La plupart des Français sont favorables à l’interdiction du téléphone portable à l’école

Avec le début de cette nouvelle année scolaire, la question relative à l’usage des téléphones portables resurgit. Pour les parents comme pour les enseignants, interdire leur utilisation pendant les cours s’avère nécessaire.

 Afin de les soutenir, le gouvernement a adopté la loi du 3 août 2018 qui prévoit de bannir l’utilisation d’un téléphone durant les cours.

Il reste toutefois difficile de l’appliquer, que ce soit pendant les périodes scolaires ou périscolaires, encore moins lors des activités réalisées en dehors ou au sein de l’établissement. La loi demeure donc peu efficace pour lutter contre l’usage des téléphones à l’école.

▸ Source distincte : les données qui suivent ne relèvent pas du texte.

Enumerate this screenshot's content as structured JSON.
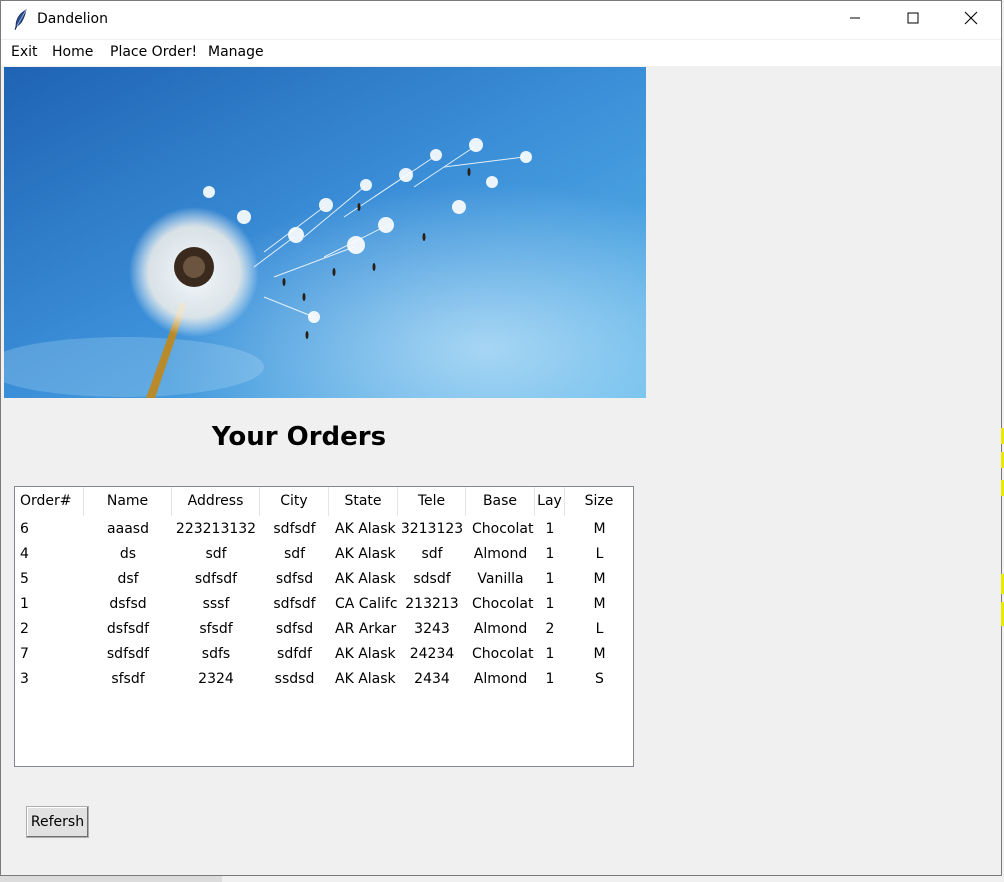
{
  "window": {
    "title": "Dandelion"
  },
  "menu": {
    "items": [
      "Exit",
      "Home",
      "Place Order!",
      "Manage"
    ]
  },
  "page": {
    "heading": "Your Orders",
    "refresh_label": "Refersh"
  },
  "table": {
    "columns": [
      "Order#",
      "Name",
      "Address",
      "City",
      "State",
      "Tele",
      "Base",
      "Lay",
      "Size"
    ],
    "rows": [
      [
        "6",
        "aaasd",
        "223213132",
        "sdfsdf",
        "AK Alask",
        "3213123",
        "Chocolat",
        "1",
        "M"
      ],
      [
        "4",
        "ds",
        "sdf",
        "sdf",
        "AK Alask",
        "sdf",
        "Almond",
        "1",
        "L"
      ],
      [
        "5",
        "dsf",
        "sdfsdf",
        "sdfsd",
        "AK Alask",
        "sdsdf",
        "Vanilla",
        "1",
        "M"
      ],
      [
        "1",
        "dsfsd",
        "sssf",
        "sdfsdf",
        "CA Califc",
        "213213",
        "Chocolat",
        "1",
        "M"
      ],
      [
        "2",
        "dsfsdf",
        "sfsdf",
        "sdfsd",
        "AR Arkar",
        "3243",
        "Almond",
        "2",
        "L"
      ],
      [
        "7",
        "sdfsdf",
        "sdfs",
        "sdfdf",
        "AK Alask",
        "24234",
        "Chocolat",
        "1",
        "M"
      ],
      [
        "3",
        "sfsdf",
        "2324",
        "ssdsd",
        "AK Alask",
        "2434",
        "Almond",
        "1",
        "S"
      ]
    ]
  },
  "colors": {
    "sky_top": "#1f63b4",
    "sky_bottom": "#4aa8e6",
    "accent_edge": "#e8e800"
  },
  "icons": {
    "app": "feather-icon",
    "minimize": "minimize-icon",
    "maximize": "maximize-icon",
    "close": "close-icon"
  }
}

Des sanctions légères pour les élèves fautifs

Bien qu’une loi soit en place, le plus difficile reste de l’appliquer et de dissuader les élèves d’utiliser leur téléphone pendant les cours ou dans le cadre de toute activité réalisée au sein de l’établissement. En effet, les établissements ne peuvent compter que sur des sanctions légères contre les élèves fautifs.

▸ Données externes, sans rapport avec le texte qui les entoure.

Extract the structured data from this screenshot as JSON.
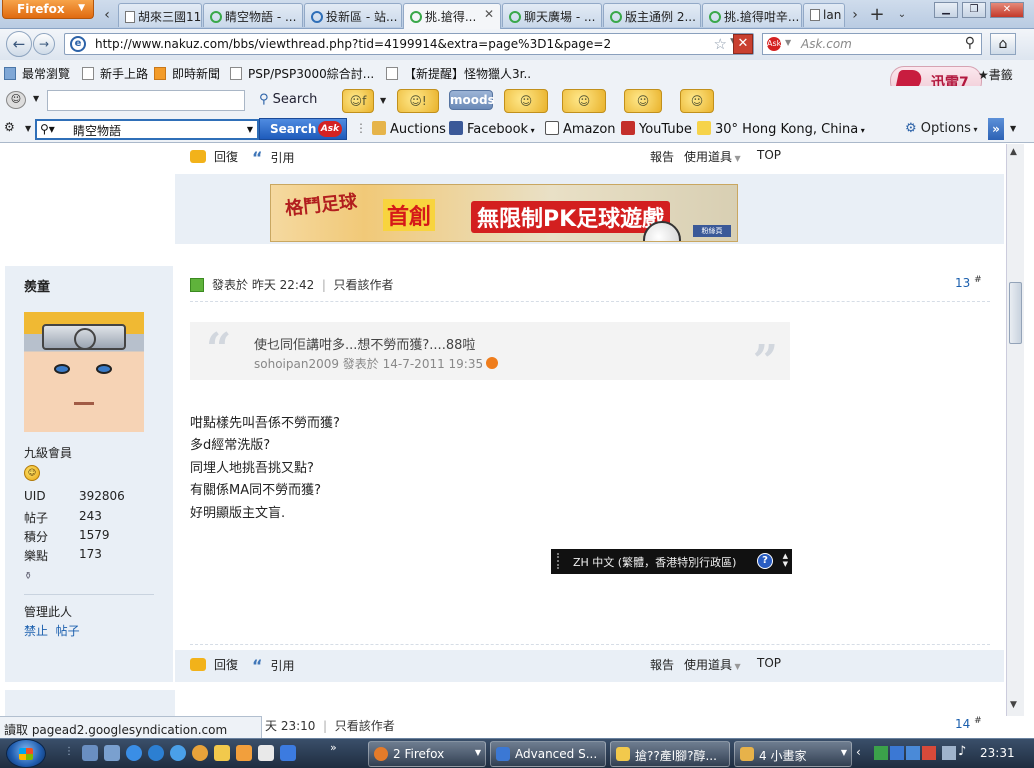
{
  "browser": {
    "menu_label": "Firefox",
    "tabs": [
      {
        "label": "胡來三國11...",
        "icon": "doc-icon"
      },
      {
        "label": "睛空物語 - ...",
        "icon": "loading-icon"
      },
      {
        "label": "投新區 - 站...",
        "icon": "globe-icon"
      },
      {
        "label": "挑.搶得...",
        "icon": "loading-icon",
        "active": true
      },
      {
        "label": "聊天廣場 - ...",
        "icon": "loading-icon"
      },
      {
        "label": "版主通例 2...",
        "icon": "loading-icon"
      },
      {
        "label": "挑.搶得咁辛...",
        "icon": "loading-icon"
      },
      {
        "label": "lan",
        "icon": "doc-icon"
      }
    ],
    "url": "http://www.nakuz.com/bbs/viewthread.php?tid=4199914&extra=page%3D1&page=2",
    "ask_placeholder": "Ask.com",
    "ask_logo": "Ask",
    "bookmarks": [
      "最常瀏覽",
      "新手上路",
      "即時新聞",
      "PSP/PSP3000綜合討...",
      "【新提醒】怪物獵人3r.."
    ],
    "bookmarks_right": "書籤",
    "xunlei_label": "迅雷7",
    "toolbar1": {
      "search_label": "Search",
      "moods_label": "moods"
    },
    "toolbar2": {
      "search_value": "睛空物語",
      "search_button": "Search",
      "search_button_logo": "Ask",
      "items": [
        "Auctions",
        "Facebook",
        "Amazon",
        "YouTube",
        "30° Hong Kong, China"
      ],
      "options": "Options"
    },
    "status_text": "讀取 pagead2.googlesyndication.com"
  },
  "banner": {
    "t1": "格鬥足球",
    "t2": "首創",
    "t3": "無限制PK足球遊戲",
    "fb": "粉絲頁"
  },
  "post_actions": {
    "reply": "回復",
    "quote": "引用",
    "report": "報告",
    "tools": "使用道具",
    "top": "TOP"
  },
  "user": {
    "name": "羨童",
    "rank": "九級會員",
    "stats": [
      {
        "label": "UID",
        "value": "392806"
      },
      {
        "label": "帖子",
        "value": "243"
      },
      {
        "label": "積分",
        "value": "1579"
      },
      {
        "label": "樂點",
        "value": "173"
      }
    ],
    "manage_label": "管理此人",
    "ban_link": "禁止",
    "posts_link": "帖子"
  },
  "post": {
    "posted_label": "發表於 昨天 22:42",
    "sep": "|",
    "only_author": "只看該作者",
    "number": "13",
    "number_sup": "#",
    "quote_text": "使乜同佢講咁多...想不勞而獲?....88啦",
    "quote_meta": "sohoipan2009 發表於 14-7-2011 19:35",
    "body_lines": [
      "咁點樣先叫吾係不勞而獲?",
      "多d經常洗版?",
      "同埋人地挑吾挑又點?",
      "有關係MA同不勞而獲?",
      "好明顯版主文盲."
    ]
  },
  "next_post": {
    "posted_label": "天 23:10",
    "sep": "|",
    "only_author": "只看該作者",
    "number": "14",
    "number_sup": "#"
  },
  "ime_tooltip": "ZH 中文 (繁體，香港特別行政區)",
  "taskbar": {
    "tasks": [
      "2 Firefox",
      "Advanced S...",
      "搶??產l腳?醇...",
      "4 小畫家"
    ],
    "clock": "23:31"
  }
}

Par ailleurs, ce texte ne change quasiment rien pour les élèves. Il interdit en effet l’usage du téléphone pendant les cours, mais leur laisse la possibilité de garder l’appareil sur eux. Pendant les pauses, ils peuvent donc bel et bien s’en servir.

Néanmoins, s’ils ont recours à leur portable en plein cours, la loi laisse aux établissements la possibilité d’appliquer une sanction adéquate, en confisquant l’appareil par exemple. Seuls les élèves en situation de handicap ou ceux qui se trouvent dans des situations particulières échappent à cette interdiction.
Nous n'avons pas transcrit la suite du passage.